Merci d'avoir signalé!
Cette image sera automatiquement bloquée après qu'elle soit signalée par plusieurs personnes.



Une fable guerrière
«Allah n'est pas obligé» d'Ahmadou Kourouma
Publié dans Le Midi Libre le 09 - 12 - 2007

Dans l'art, il y a des paradoxes qui nous laissent pantois et enchanteur à la fois. Néanmoins, il faut dire aussi que le paradoxe est le propre de la littérature. En effet, manier les contradictions, jouer avec les nuances et travestir les différences est l'essence même de l'écriture.
Ahmadou Kourouma est probablement l'auteur africain le plus paradoxal. En réalité, s'il est toujours considéré comme l'un des plus grands écrivains africains de langue française, Ahmadou Kourouma a peu écrit. Mais quels livres ! Quatre ouvrages en plume majeure auront marqué toute une génération d'écrivains et de lecteurs. Et sont aujourd'hui enseignés dans les universités d'Afrique, d'Amérique et d'Europe.
Il sort donc sa première œuvre, Les Soleils des indépendances en 1970, il a alors 44 ans. Un livre-rupture qui détonne et rompt avec le style très classique des auteurs africains de l'époque et leurs thèmes de prédilection (l'esclavage, le colonialisme...). Kourouma, lui, choisit de porter un regard très critique sur les gouvernements issus des indépendances. Il traduit le malinké, sa langue natale, en français et casse la langue française afin de restituer le rythme africain.

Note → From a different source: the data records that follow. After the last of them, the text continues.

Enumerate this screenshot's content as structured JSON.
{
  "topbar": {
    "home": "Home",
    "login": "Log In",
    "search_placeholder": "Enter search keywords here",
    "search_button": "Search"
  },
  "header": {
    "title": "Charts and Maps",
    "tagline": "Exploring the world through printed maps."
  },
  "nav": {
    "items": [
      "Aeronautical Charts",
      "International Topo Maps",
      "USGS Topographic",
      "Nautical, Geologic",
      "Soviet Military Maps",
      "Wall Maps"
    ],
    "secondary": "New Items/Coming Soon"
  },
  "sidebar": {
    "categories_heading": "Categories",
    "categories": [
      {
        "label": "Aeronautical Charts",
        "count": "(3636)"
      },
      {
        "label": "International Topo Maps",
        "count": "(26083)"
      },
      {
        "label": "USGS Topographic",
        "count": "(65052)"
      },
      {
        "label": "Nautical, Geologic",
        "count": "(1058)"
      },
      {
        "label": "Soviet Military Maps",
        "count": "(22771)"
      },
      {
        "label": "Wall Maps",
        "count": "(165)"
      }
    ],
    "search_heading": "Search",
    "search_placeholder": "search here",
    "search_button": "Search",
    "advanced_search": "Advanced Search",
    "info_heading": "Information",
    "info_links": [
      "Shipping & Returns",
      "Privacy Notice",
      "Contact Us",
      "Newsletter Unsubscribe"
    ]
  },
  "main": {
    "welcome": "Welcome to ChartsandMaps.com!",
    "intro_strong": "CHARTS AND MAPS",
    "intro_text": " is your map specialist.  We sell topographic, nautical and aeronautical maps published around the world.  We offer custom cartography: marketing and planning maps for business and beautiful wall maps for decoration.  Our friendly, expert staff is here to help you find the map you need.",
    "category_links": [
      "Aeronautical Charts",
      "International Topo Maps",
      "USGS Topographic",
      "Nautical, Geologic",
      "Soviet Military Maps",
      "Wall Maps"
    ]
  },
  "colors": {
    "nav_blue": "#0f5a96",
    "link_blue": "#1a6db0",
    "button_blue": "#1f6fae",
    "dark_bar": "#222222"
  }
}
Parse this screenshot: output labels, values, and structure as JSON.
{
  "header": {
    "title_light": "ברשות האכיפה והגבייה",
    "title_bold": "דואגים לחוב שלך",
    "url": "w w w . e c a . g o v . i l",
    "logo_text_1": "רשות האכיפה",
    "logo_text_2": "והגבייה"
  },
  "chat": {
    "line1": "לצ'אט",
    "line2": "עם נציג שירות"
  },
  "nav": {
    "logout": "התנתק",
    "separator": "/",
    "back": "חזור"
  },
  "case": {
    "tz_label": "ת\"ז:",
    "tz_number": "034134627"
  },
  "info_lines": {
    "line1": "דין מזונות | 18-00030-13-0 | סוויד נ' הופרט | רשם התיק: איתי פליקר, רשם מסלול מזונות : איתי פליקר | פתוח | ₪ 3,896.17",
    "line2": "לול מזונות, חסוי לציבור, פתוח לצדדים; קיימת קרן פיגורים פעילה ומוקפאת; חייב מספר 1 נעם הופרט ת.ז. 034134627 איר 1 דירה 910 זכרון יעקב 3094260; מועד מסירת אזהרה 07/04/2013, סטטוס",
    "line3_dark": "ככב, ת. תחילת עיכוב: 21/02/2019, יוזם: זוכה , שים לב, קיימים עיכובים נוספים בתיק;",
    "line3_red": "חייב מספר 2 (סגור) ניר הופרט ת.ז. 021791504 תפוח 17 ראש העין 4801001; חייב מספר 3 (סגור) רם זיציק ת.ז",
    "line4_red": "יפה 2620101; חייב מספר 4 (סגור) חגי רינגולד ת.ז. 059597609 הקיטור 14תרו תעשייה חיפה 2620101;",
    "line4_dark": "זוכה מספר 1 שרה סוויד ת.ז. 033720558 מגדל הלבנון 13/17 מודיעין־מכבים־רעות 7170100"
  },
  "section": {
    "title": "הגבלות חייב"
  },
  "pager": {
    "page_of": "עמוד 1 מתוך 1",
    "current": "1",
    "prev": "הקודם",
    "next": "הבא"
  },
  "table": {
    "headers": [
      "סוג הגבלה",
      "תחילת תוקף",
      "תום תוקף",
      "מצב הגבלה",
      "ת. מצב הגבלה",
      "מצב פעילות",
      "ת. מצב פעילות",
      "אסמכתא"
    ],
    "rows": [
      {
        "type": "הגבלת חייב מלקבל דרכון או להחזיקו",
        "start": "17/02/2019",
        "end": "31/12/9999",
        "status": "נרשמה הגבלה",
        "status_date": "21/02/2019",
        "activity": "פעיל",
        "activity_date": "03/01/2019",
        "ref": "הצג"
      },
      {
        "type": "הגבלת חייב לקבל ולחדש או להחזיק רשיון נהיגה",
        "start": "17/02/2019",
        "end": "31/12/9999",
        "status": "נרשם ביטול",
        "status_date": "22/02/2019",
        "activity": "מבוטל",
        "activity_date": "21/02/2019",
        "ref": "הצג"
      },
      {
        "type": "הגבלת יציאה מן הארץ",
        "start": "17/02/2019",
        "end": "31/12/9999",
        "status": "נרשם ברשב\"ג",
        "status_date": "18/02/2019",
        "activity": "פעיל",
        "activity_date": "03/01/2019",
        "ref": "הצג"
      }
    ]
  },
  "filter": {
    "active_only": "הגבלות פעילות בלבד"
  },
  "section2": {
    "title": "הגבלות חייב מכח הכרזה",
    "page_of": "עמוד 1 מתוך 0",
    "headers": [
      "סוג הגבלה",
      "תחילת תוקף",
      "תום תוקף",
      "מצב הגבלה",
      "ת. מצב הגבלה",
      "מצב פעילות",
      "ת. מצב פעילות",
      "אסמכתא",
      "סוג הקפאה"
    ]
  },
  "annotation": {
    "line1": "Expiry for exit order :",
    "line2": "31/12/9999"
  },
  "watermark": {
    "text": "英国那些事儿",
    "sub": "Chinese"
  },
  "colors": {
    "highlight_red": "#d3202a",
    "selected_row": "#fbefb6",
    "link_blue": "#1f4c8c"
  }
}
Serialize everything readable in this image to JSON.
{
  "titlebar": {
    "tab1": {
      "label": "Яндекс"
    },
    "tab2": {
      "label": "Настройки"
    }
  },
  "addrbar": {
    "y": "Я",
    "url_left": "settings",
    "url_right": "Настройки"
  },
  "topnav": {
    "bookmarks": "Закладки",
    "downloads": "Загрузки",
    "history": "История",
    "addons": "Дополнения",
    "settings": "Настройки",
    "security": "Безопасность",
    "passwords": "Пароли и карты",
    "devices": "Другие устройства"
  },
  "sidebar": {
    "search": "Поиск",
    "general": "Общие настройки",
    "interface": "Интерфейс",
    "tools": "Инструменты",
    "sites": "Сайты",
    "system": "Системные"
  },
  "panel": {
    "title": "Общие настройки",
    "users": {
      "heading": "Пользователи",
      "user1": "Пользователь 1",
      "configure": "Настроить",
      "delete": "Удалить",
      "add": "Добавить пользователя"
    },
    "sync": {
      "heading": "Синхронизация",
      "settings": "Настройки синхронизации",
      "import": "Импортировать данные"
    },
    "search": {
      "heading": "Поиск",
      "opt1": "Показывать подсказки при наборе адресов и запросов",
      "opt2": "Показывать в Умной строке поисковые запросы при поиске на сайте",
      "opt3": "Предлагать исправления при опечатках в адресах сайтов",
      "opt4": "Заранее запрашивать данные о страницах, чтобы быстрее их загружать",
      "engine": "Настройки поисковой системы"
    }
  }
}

Depuis, il fallait attendre jusqu'en 1990 pour lire comment dans Monnè, outrages et défis, Ahmadou Kourouma récapitule un siècle d'histoire coloniale. 8 ans, plus tard, il livre une satire féroce de trois décennies de régimes totalitaires, largement inspirée du parcours du chef de l'Etat togolais Gnassingbé Eyadéma, En attendant le vote des bêtes sauvages. Enfin, en 2000, dans ‘'Allah n'est pas obligé'' (prix Renaudot), il s'attaque aux conditions de vie des enfants-soldats. Ahmadou Kourouma a laissé aussi une pièce de théâtre, Le diseur de vérité et une demi-douzaine de romans pour enfants.
Allah n'est pas obligé est avant tout une fable guerrière aux pays des guerres tribales. Errance d'un Oliver Twist africain à travers les républiques bananières devenues folles. La kalachnikov et la drogue en plus.
Le personnage central est un enfant qui s'appelle Birahima. Il est né en Guinée, un «foutu pays» comme toutes ces nations «foutues» et «corrompues» , comme «la Côte d'Ivoire, la Gambie, la Sierra Leone et le Sénégal, etc.». Comme des centaines de gosses éperonnés par la misère, il a rejoint les rangs d'enfant soldat au Liberia et en Sierra Leone en proie aux déchirements des guerres tribales. Muni du dictionnaire Larousse, du Petit Robert (pour être compris «des nègres noirs africains indigènes»), de l'Inventaire des particularités lexicales «du français d'Afrique» (à l'attention des «toubabs», blancs «colons colonialistes»), du Harrap's (pour les pidgin -anglophones), Birahima nous raconte l'enfer de son errance, parmi les différentes factions auxquelles il a appartenu.
En empruntant le regard du small-soldier, pour ce livre «Allah n'est pas obligé», l'écrivain ivoirien, Ahmadou Kourouma, a livré un regard lucide sur les mécanismes qui ont amené l'Afrique à jeter ses enfants dans le maelstrom sanglant des guerres civiles.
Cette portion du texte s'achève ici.